El apóstol Pablo nos dice lo que serán los hombres del fin. “En los postreros días vendrán tiempos peligrosos. Porque habrá hombres amadores de sí mismos, avaros, vanagloriosos, soberbios, blasfemos, desobedientes a los padres, ingratos, impíos, sin afecto natural, implacables, calumniadores, intemperantes, crueles, aborrecedores de lo bueno, traidores, impetuosos, infatuados, amadores de los deleites más que de Dios, que tendrán apariencia de piedad, pero negarán la eficacia de ella” (2 Timoteo 3:1-5). En los tiempos en los cuales vivimos, ¿no vemos el cuadro que el apóstol nos describe? ¿Acaso el hecho de que no somos del mundo significa que debemos permanecer indiferentes a todo aquello que en él ocurra? De ninguna manera. Velemos para que no seamos arrastrados por esa corriente que lleva a los hombres a la perdición, y estemos atentos a lo que nos dice la Palabra sobre cuál ha de ser nuestra actitud.

“Exhorto ante todo” (1 Timoteo 2:1). Esta exhortación es de suma importancia, porque está colocada en primera fila. “Que se hagan rogativas, oraciones, peticiones y acciones de gracias, por todos los hombres”. Rogativas, oraciones, intercesiones en favor de ellos, pero también dar gracias por la bondad, la paciencia y el sostén que Dios tiene para con ellos, los cuales no le están agradecidos, cuando “hace salir su sol sobre malos y buenos, ... hace llover sobre justos e injustos” (Mateo 5:45).

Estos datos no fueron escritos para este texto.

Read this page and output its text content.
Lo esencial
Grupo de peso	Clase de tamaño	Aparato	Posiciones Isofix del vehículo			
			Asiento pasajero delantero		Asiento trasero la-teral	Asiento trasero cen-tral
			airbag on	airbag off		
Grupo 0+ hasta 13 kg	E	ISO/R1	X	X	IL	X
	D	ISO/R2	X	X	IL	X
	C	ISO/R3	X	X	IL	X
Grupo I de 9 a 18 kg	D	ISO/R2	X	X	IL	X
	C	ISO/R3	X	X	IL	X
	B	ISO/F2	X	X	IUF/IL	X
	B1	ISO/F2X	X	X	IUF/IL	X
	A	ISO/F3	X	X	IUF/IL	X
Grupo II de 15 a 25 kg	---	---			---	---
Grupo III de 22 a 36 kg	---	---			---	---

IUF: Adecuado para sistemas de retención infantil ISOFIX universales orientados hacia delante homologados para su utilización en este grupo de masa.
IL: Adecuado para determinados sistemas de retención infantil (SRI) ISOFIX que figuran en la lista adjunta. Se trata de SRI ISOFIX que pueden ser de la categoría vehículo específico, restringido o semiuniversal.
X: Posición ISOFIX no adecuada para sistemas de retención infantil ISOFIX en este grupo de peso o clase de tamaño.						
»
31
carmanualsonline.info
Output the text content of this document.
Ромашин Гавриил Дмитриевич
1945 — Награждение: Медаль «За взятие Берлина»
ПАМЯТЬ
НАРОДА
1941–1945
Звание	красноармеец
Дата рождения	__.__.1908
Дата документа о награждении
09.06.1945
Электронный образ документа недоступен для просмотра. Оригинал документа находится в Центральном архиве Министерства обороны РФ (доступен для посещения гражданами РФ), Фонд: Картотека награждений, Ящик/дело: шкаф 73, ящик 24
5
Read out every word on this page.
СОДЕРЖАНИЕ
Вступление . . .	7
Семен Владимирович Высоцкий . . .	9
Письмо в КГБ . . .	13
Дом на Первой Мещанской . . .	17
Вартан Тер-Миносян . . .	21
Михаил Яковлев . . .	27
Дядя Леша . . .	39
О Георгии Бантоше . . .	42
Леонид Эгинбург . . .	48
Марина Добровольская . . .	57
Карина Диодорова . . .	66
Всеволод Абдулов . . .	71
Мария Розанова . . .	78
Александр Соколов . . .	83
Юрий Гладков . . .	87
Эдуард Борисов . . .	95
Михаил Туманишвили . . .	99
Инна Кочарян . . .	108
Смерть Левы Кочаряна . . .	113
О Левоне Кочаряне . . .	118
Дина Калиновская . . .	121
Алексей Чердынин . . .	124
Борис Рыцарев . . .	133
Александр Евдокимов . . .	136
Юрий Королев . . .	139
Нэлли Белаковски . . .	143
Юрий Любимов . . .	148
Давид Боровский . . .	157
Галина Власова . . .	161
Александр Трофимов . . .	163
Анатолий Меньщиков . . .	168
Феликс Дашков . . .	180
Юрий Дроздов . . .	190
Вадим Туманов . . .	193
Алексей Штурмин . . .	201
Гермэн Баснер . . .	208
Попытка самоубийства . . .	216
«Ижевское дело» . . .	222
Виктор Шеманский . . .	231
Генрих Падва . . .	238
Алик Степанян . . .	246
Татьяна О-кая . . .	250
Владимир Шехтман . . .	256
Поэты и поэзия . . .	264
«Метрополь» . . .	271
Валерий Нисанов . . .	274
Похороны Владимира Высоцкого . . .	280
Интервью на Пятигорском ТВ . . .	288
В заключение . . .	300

Dios nos pide que oremos por todos los hombres sin excepción, porque Él los ama a todos, hasta a nuestros enemigos. Nos dice: “Amad a vuestros enemigos... y orad por los que os ultrajan y os persiguen” (Mateo 5:44).

Así pues, no debemos ser indiferentes a la gracia y al amor de Dios para con todos los hombres, sobre todo nosotros que somos los principales beneficiarios. También el apóstol Pablo estaba constreñido por ese amor; era embajador en nombre de Cristo, del ministerio de la reconciliación; y así rogaba en nombre de Cristo: “Reconciliaos con Dios” (2 Corintios 5:14, 20).

En el mundo, tenemos un trabajo de amor que cumplir, una batalla que librar por medio de la oración con aquellos que batallan por el Evangelio. “La oración eficaz del justo puede mucho” (Santiago 5:16). Hagámoslo con mucha más diligencia, pues “se acerca el día” (Romanos 13:12), día de gloria para nosotros, pero de juicio para el mundo. “Vosotros sois la luz del mundo” (Mateo 5:14), dijo el Señor a sus discípulos. Ella debe alumbrar delante de los hombres; no la pongamos debajo de un almud. Hagamos que alumbre, ya que la noche avanza y se torna más oscura.